Lack of knowledge kills small businesses

Buhle Buhlobo, Speelman, Raymond Ackerman Academy student

(We live) in a country with a fast growing population of 55.5 million people, 11 official languages and a large multicultural background with numerous practices.

Here’s how I see entrepreneurship as a “culture”.

In my understanding, culture is a practice of morals, skills, learning and legacy transaction that comes with wisdom and experience. Which in most cases is similar to entrepreneurship in South Africa; there has been a debate that you can’t teach someone how to become an entrepreneur because it is similar to talent; it is a gift a person is born with naturally.

The experience I have got and am in the process of acquiring, is not teaching me directly how to be entrepreneurial, but equipping me with knowledge, resources and the ability to see potential in whatever that I can put my mind to. There is a huge market for entrepreneurs but they need to understand the “why and how”.

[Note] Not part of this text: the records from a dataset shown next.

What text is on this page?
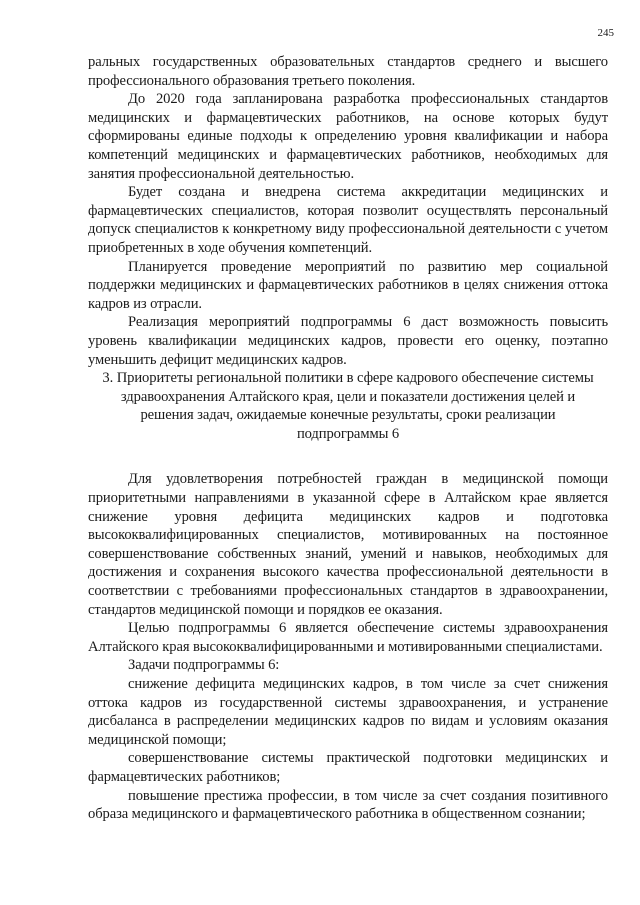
245

ральных государственных образовательных стандартов среднего и высшего профессионального образования третьего поколения.

До 2020 года запланирована разработка профессиональных стандартов медицинских и фармацевтических работников, на основе которых будут сформированы единые подходы к определению уровня квалификации и набора компетенций медицинских и фармацевтических работников, необходимых для занятия профессиональной деятельностью.

Будет создана и внедрена система аккредитации медицинских и фармацевтических специалистов, которая позволит осуществлять персональный допуск специалистов к конкретному виду профессиональной деятельности с учетом приобретенных в ходе обучения компетенций.

Планируется проведение мероприятий по развитию мер социальной поддержки медицинских и фармацевтических работников в целях снижения оттока кадров из отрасли.

Реализация мероприятий подпрограммы 6 даст возможность повысить уровень квалификации медицинских кадров, провести его оценку, поэтапно уменьшить дефицит медицинских кадров.

3. Приоритеты региональной политики в сфере кадрового обеспечение системы здравоохранения Алтайского края, цели и показатели достижения целей и решения задач, ожидаемые конечные результаты, сроки реализации подпрограммы 6

Для удовлетворения потребностей граждан в медицинской помощи приоритетными направлениями в указанной сфере в Алтайском крае является снижение уровня дефицита медицинских кадров и подготовка высококвалифицированных специалистов, мотивированных на постоянное совершенствование собственных знаний, умений и навыков, необходимых для достижения и сохранения высокого качества профессиональной деятельности в соответствии с требованиями профессиональных стандартов в здравоохранении, стандартов медицинской помощи и порядков ее оказания.

Целью подпрограммы 6 является обеспечение системы здравоохранения Алтайского края высококвалифицированными и мотивированными специалистами.

Задачи подпрограммы 6:

снижение дефицита медицинских кадров, в том числе за счет снижения оттока кадров из государственной системы здравоохранения, и устранение дисбаланса в распределении медицинских кадров по видам и условиям оказания медицинской помощи;

совершенствование системы практической подготовки медицинских и фармацевтических работников;

повышение престижа профессии, в том числе за счет создания позитивного образа медицинского и фармацевтического работника в общественном сознании;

The struggle of entrepreneurship for Cape Town, especially the townships is real, due to a lack of knowledge and career coaching in areas of, for example, management, financial planning, marketing and public relations.

This also contributes to many start-ups failing within the first two to five years.

Incubators are not delivering on those weaknesses and the SWOT (strength, weaknesses, opportunities and threats) analysis can determine the future of the business.

As one of my friends’ business slogan says: “Khayelitsha is a city on its own”and a personal favourite quote from Wajdi Abrahams is: “In order for you to step out of the box and see an opportunity outside the box, there is a need for you to understand and know what’s inside the box first.”